If these were my data: I would want to figure out what could have gone wrong, especially with the 2: faulty randomization? spoofing?
Any complete report will describe the inconsistencies. Some raters show the reverse? - because of odd equipment? odd subjective standards?
Given the lack of controls in conditions and equipment, I think a sub-analysis is justified, based on the 9 'consistent' raters alone.
I verified Rich's numbers using my poor-man's version of SPSS (Microsoft Excel -- I didn't check to see if it could be done with R). The correlation coefficients for each rater are as follows. The nine consistent listeners are highlighted in blue. Note: all 28 responses are valid data. This subanalysis attempts to isolate the most common preference.
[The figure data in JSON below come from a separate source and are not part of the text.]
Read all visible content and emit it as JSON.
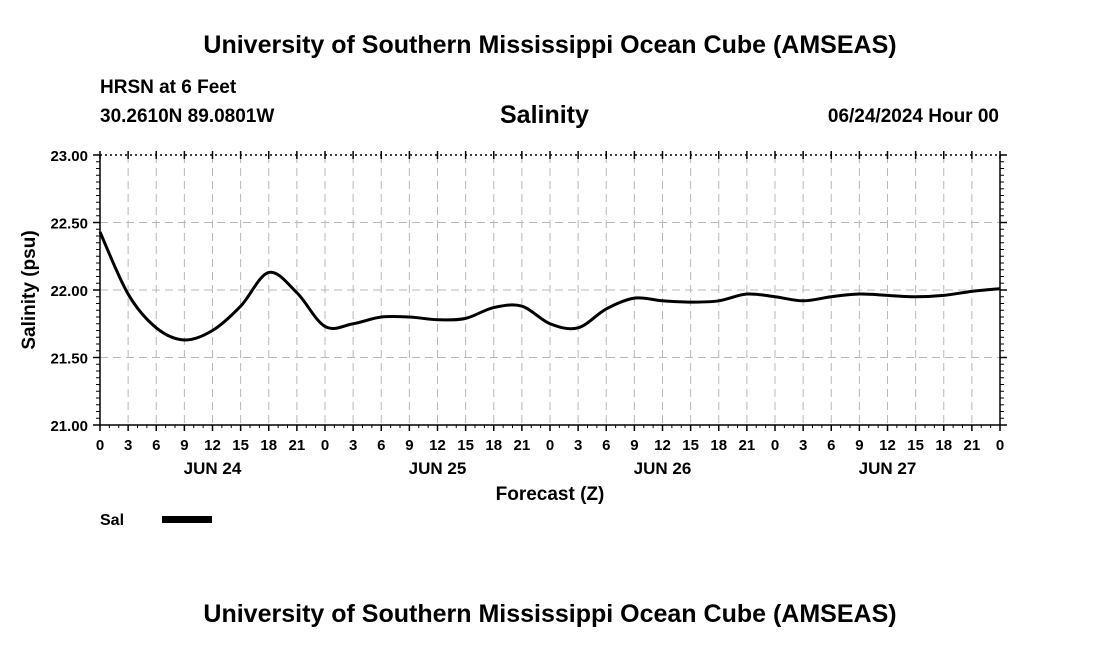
{
  "header": {
    "title": "University of Southern Mississippi Ocean Cube (AMSEAS)",
    "station": "HRSN at 6 Feet",
    "coordinates": "30.2610N  89.0801W",
    "chart_title": "Salinity",
    "datetime": "06/24/2024 Hour 00"
  },
  "footer": {
    "title": "University of Southern Mississippi Ocean Cube (AMSEAS)"
  },
  "chart_data": {
    "type": "line",
    "title": "Salinity",
    "xlabel": "Forecast (Z)",
    "ylabel": "Salinity (psu)",
    "xlim": [
      0,
      96
    ],
    "ylim": [
      21.0,
      23.0
    ],
    "grid": true,
    "x_tick_step_hours": 3,
    "x_tick_labels": [
      "0",
      "3",
      "6",
      "9",
      "12",
      "15",
      "18",
      "21",
      "0",
      "3",
      "6",
      "9",
      "12",
      "15",
      "18",
      "21",
      "0",
      "3",
      "6",
      "9",
      "12",
      "15",
      "18",
      "21",
      "0",
      "3",
      "6",
      "9",
      "12",
      "15",
      "18",
      "21",
      "0"
    ],
    "y_tick_labels": [
      "23.00",
      "22.50",
      "22.00",
      "21.50",
      "21.00"
    ],
    "y_ticks": [
      23.0,
      22.5,
      22.0,
      21.5,
      21.0
    ],
    "day_labels": [
      {
        "text": "JUN 24",
        "hour": 12
      },
      {
        "text": "JUN 25",
        "hour": 36
      },
      {
        "text": "JUN 26",
        "hour": 60
      },
      {
        "text": "JUN 27",
        "hour": 84
      }
    ],
    "legend": "bottom-left",
    "series": [
      {
        "name": "Sal",
        "x": [
          0,
          3,
          6,
          9,
          12,
          15,
          18,
          21,
          24,
          27,
          30,
          33,
          36,
          39,
          42,
          45,
          48,
          51,
          54,
          57,
          60,
          63,
          66,
          69,
          72,
          75,
          78,
          81,
          84,
          87,
          90,
          93,
          96
        ],
        "values": [
          22.43,
          21.97,
          21.72,
          21.63,
          21.7,
          21.88,
          22.13,
          21.98,
          21.73,
          21.75,
          21.8,
          21.8,
          21.78,
          21.79,
          21.87,
          21.88,
          21.75,
          21.72,
          21.86,
          21.94,
          21.92,
          21.91,
          21.92,
          21.97,
          21.95,
          21.92,
          21.95,
          21.97,
          21.96,
          21.95,
          21.96,
          21.99,
          22.01
        ]
      }
    ]
  }
}
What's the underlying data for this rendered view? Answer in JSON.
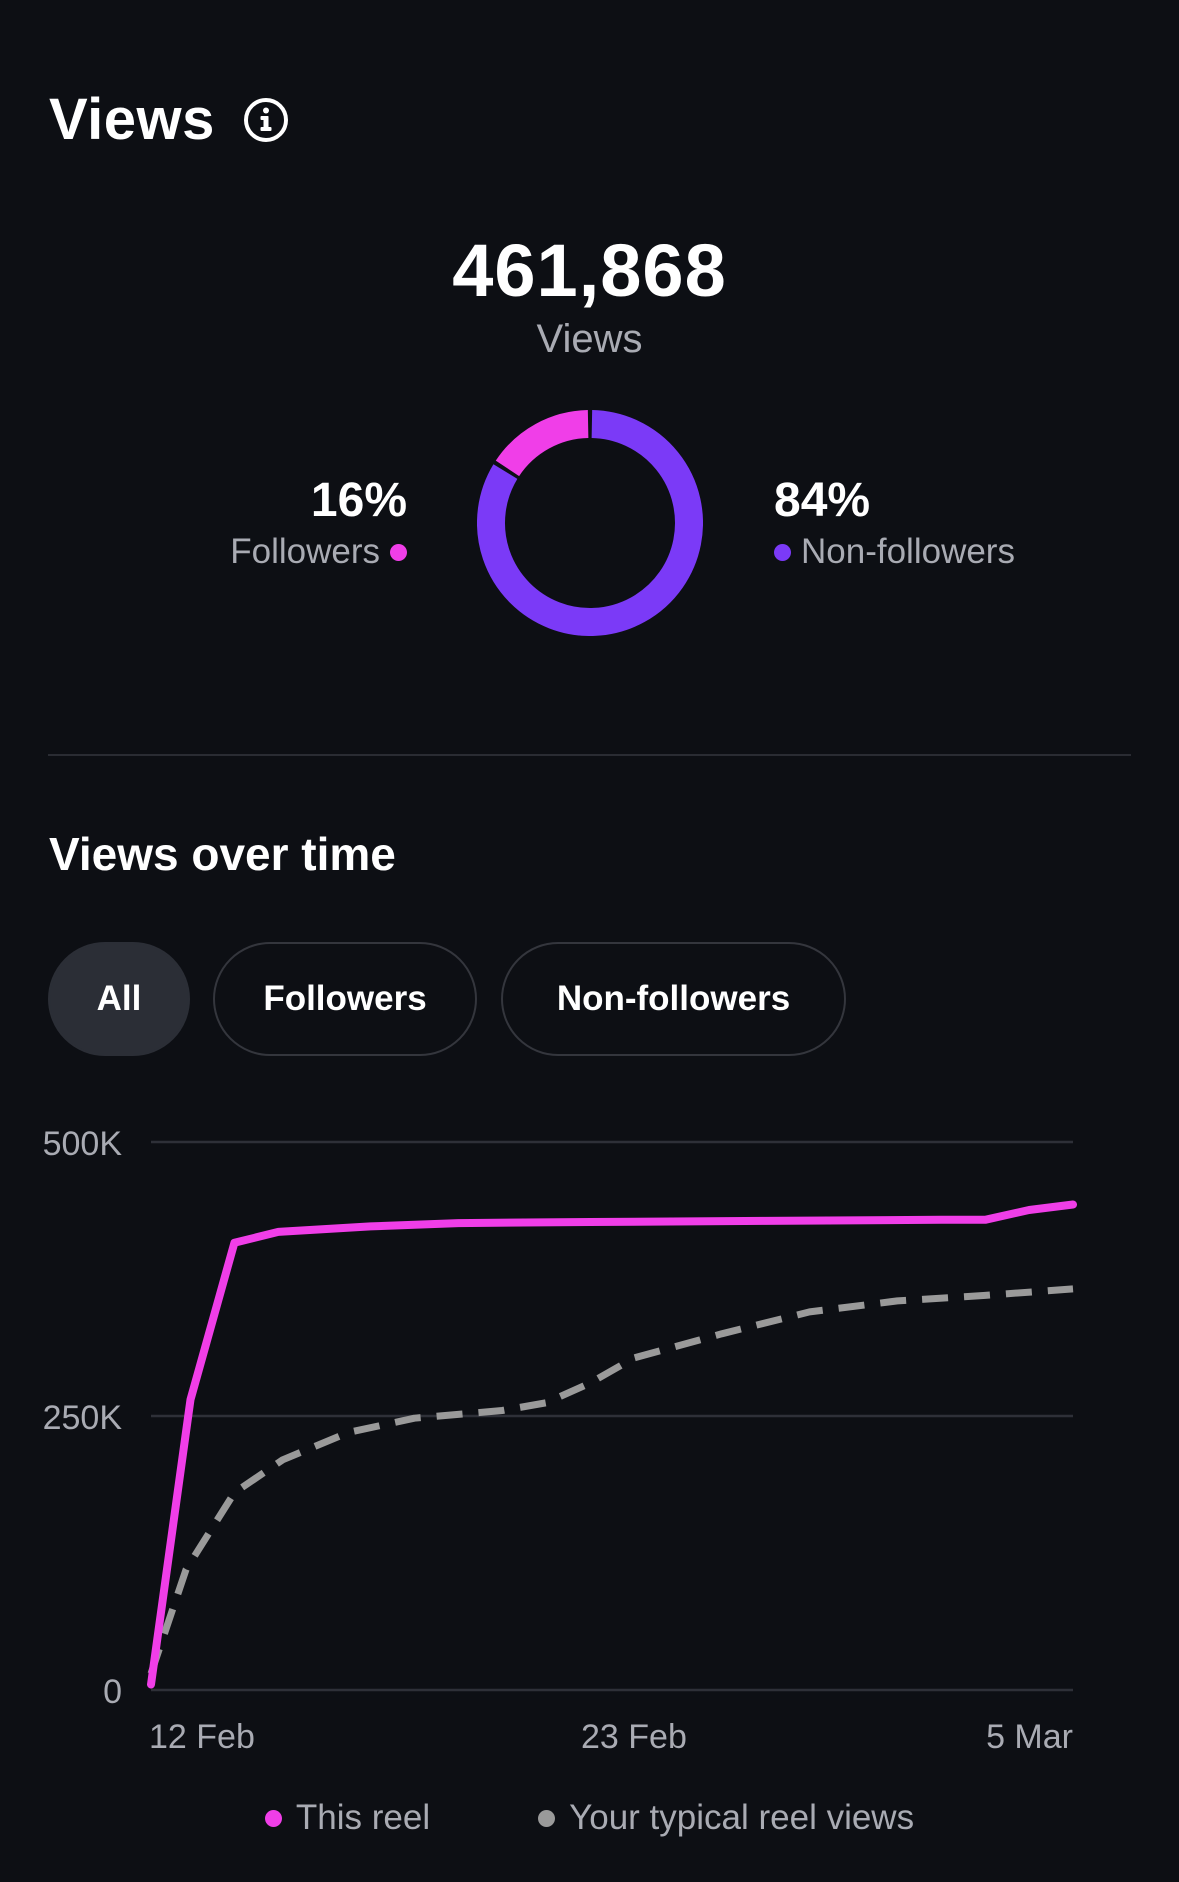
{
  "views_section": {
    "title": "Views",
    "total": "461,868",
    "total_label": "Views",
    "followers_pct": "16%",
    "followers_label": "Followers",
    "nonfollowers_pct": "84%",
    "nonfollowers_label": "Non-followers",
    "followers_share": 0.16,
    "nonfollowers_share": 0.84
  },
  "over_time": {
    "title": "Views over time",
    "filters": [
      {
        "label": "All",
        "active": true
      },
      {
        "label": "Followers",
        "active": false
      },
      {
        "label": "Non-followers",
        "active": false
      }
    ]
  },
  "colors": {
    "background": "#0d0f14",
    "followers": "#f03ee8",
    "nonfollowers": "#7b3af7",
    "typical": "#9a9a9a",
    "grid": "#2e3038",
    "muted_text": "#a9abb3"
  },
  "icons": {
    "info": "info-icon"
  },
  "chart_data": {
    "type": "line",
    "ylim": [
      0,
      500000
    ],
    "y_ticks": [
      {
        "value": 0,
        "label": "0"
      },
      {
        "value": 250000,
        "label": "250K"
      },
      {
        "value": 500000,
        "label": "500K"
      }
    ],
    "x_ticks": [
      {
        "x": 0,
        "label": "12 Feb"
      },
      {
        "x": 11,
        "label": "23 Feb"
      },
      {
        "x": 21,
        "label": "5 Mar"
      }
    ],
    "x_range": [
      0,
      21
    ],
    "series": [
      {
        "name": "This reel",
        "style": "solid",
        "points": [
          [
            0,
            5000
          ],
          [
            0.9,
            265000
          ],
          [
            1.9,
            408000
          ],
          [
            2.9,
            418000
          ],
          [
            5,
            423000
          ],
          [
            7,
            426000
          ],
          [
            10,
            427000
          ],
          [
            14,
            428000
          ],
          [
            18,
            429000
          ],
          [
            19,
            429000
          ],
          [
            20,
            438000
          ],
          [
            21,
            443000
          ]
        ]
      },
      {
        "name": "Your typical reel views",
        "style": "dashed",
        "points": [
          [
            0,
            15000
          ],
          [
            0.8,
            110000
          ],
          [
            1.9,
            180000
          ],
          [
            3,
            210000
          ],
          [
            4.5,
            235000
          ],
          [
            6,
            248000
          ],
          [
            8,
            255000
          ],
          [
            9,
            262000
          ],
          [
            10,
            280000
          ],
          [
            11,
            303000
          ],
          [
            13,
            325000
          ],
          [
            15,
            345000
          ],
          [
            17,
            355000
          ],
          [
            19,
            360000
          ],
          [
            21,
            366000
          ]
        ]
      }
    ]
  }
}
Having a minority and divergent preference does not make the data invalid!
| Corrected Item-Total Correlations | ||||
| Listener | r | Listener | r | |
| 1 | 0.86 | 17 | -0.72 | |
| 2 | 0.95 | 18 | 0.82 | |
| 3 | 0.31 | 19 | 0.96 | |
| 6 | 0.81 | 20 | -0.49 | |
| 7 | -0.56 | 21 | 0.46 | |
| 8 | 0.64 | 22 | -0.48 | |
| 9 | 0.58 | 23 | 0.86 | |
| 10 | 0.86 | 24 | -0.23 | |
| 11 | 0.56 | 25 | 0.37 | |
| 13 | 0.38 | 26 | 0.35 | |
| 14 | 0.84 | 27 | 0.92 | |
| 16 | 0.35 | 28 | -0.81 | |
When these nine listener responses are analyzed, the results are:
Resampling analysis (nine "consistent" listeners, wayitis.wav):
9 listeners
Each listener's resampled values are chosen from his own pool of ratings
(blocked analysis).
Blocked model used to calculate unadjusted p-values.
100,000 bootstrap trials are performed to adjust p-values using free step-down.
Means:
4.63 4.09 3.61 3.36 2.11 2.04
Unadjusted p-values
ogg lame aac wma8 xing
mpc 0.022* 0.000* 0.000* 0.000* 0.000*
ogg - 0.043* 0.003* 0.000* 0.000*
lame - - 0.270 0.000* 0.000*
aac - - - 0.000* 0.000*
wma8 - - - - 0.772
Adjusted p-values
ogg lame aac wma8 xing
mpc 0.078 0.000* 0.000* 0.000* 0.000*
ogg - 0.116 0.011* 0.000* 0.000*
lame - - 0.467 0.000* 0.000*
aac - - - 0.000* 0.000*
wma8 - - - - 0.772
Comparisons in italicized red below are true as a group with 95% confidence.
mpc is better than xing
ogg is better than xing
lame is better than xing
aac is better than xing
mpc is better than wma8
ogg is better than wma8
lame is better than wma8
aac is better than wma8
mpc is better than aac
ogg is better than aac
mpc is better than lame
ogg is better than lame
mpc is better than ogg
NOTE: If a tenth listener is added (the one with
a high negative correlation of -0.81) to this subanalysis, the
results essentially look like the overall results for the total
28 listeners. That is, one sensitive listener with highly
divergent preferences has a large effect.